Cependant, étant moi-même dans en école de commerce, je tiens à exprimer mon point de vue :
- globalement, la thèse défendue par l'auteur est fondée, même s'il s'agit d'une critique très sévère. C'est un angle de vue personnel de l'auteur, et cet angle de vue est assez cohérent : HEC formate des promos de "gagneurs".
- néanmoins, beaucoup des points cités par l'auteur sont en réalité commun à (quasiment) toutes les écoles de commerce : les luttes de pouvoir et de popularité entre les différentes association, l'arrivisme et le carrièrisme des étudiants, les soirées limites, etc., etc.
- finalement, il serait peut être plus juste de noter les 2 spécificités d'HEC : premièrement, le fait d'être dans l'école numéro 1 fait que les élèves sont encore plus arrogants qu'ailleurs, ils ont le sentiment d'avoir "réussi dans la vie" alors qu'ils ont à peine 20 ans, et en sont très fiers. Deuxièmement, le fait que le campus soit "une ville dans la ville" et qu'il n'y ait rien à faire en dehors du campus, c'est-à-dire à Jouy, fait qu'un étudiant peut réellement passer 1 mois dans le campus sans en sortir (à condition de n'avoir pas peur de s'y ennuyer le week end), d'où un certain isolement par rapport au monde extérieur.

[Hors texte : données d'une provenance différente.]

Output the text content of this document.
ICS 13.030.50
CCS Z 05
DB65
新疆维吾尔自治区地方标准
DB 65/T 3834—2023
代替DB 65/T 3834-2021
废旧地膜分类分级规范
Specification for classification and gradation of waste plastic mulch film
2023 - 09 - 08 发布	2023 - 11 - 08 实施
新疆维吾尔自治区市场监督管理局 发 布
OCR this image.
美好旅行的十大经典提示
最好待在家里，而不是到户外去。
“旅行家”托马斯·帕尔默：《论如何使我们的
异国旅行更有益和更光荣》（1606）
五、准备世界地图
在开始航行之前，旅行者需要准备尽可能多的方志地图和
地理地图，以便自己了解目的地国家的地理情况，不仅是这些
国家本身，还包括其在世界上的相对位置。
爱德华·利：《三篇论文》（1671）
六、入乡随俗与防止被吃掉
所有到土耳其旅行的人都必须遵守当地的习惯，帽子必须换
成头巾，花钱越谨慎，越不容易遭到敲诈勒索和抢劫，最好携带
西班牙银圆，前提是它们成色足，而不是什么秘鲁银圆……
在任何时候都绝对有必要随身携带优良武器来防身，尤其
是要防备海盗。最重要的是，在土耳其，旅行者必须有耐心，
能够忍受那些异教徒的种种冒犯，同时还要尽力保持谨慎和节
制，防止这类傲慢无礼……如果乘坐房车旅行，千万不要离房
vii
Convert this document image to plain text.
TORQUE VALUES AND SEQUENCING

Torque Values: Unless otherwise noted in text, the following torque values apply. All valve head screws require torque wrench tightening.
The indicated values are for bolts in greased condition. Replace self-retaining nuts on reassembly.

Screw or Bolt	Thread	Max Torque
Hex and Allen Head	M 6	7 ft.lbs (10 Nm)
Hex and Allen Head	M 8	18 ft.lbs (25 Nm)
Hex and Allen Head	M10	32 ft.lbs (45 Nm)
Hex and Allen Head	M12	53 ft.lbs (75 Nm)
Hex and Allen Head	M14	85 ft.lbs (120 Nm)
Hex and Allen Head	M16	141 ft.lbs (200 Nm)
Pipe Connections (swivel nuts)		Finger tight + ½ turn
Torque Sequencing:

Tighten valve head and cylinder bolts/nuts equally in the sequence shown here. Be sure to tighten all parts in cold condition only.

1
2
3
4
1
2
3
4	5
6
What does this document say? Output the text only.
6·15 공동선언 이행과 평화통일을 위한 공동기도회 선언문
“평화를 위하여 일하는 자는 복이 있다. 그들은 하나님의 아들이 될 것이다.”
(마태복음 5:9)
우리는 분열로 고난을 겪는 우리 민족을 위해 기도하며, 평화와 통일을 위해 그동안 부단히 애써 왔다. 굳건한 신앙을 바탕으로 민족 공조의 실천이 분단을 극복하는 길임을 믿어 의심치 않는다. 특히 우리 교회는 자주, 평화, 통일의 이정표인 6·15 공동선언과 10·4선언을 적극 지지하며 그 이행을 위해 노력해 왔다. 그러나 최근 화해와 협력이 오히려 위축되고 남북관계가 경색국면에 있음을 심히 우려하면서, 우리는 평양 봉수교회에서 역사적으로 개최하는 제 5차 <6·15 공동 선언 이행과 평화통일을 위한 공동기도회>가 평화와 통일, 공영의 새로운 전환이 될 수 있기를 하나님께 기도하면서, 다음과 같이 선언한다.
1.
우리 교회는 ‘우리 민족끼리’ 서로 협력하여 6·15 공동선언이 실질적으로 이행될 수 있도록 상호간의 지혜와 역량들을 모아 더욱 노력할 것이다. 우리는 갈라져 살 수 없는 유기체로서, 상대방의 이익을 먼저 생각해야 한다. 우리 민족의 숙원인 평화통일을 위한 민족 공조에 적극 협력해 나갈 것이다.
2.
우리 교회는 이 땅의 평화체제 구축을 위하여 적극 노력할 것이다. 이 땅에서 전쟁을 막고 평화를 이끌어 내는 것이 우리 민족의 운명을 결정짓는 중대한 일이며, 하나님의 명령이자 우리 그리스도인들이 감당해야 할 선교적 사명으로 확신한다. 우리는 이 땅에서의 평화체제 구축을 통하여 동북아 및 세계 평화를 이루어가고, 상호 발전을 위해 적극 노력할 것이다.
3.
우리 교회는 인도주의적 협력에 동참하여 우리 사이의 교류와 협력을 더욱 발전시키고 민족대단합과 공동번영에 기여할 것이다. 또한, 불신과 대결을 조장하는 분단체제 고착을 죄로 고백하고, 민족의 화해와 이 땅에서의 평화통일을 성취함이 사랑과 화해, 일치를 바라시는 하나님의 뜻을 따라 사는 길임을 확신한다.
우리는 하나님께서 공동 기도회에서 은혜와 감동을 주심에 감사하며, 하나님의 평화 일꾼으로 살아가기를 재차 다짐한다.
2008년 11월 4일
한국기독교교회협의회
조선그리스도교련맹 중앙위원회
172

Rédigé par : john | 04 janvier 2007 à 19:03
j'oubliais un truc :
le fait de pouvoir valider ses matières en ayant juste lu le cours de quelqu'un d'autre et en connaissant juste 2 ou 3 concepts pipo du cours, ça c'est vraiment partout pareil... (systèmes de réponses avec mots-clés, voire QCM...). Pas seulement à HEC !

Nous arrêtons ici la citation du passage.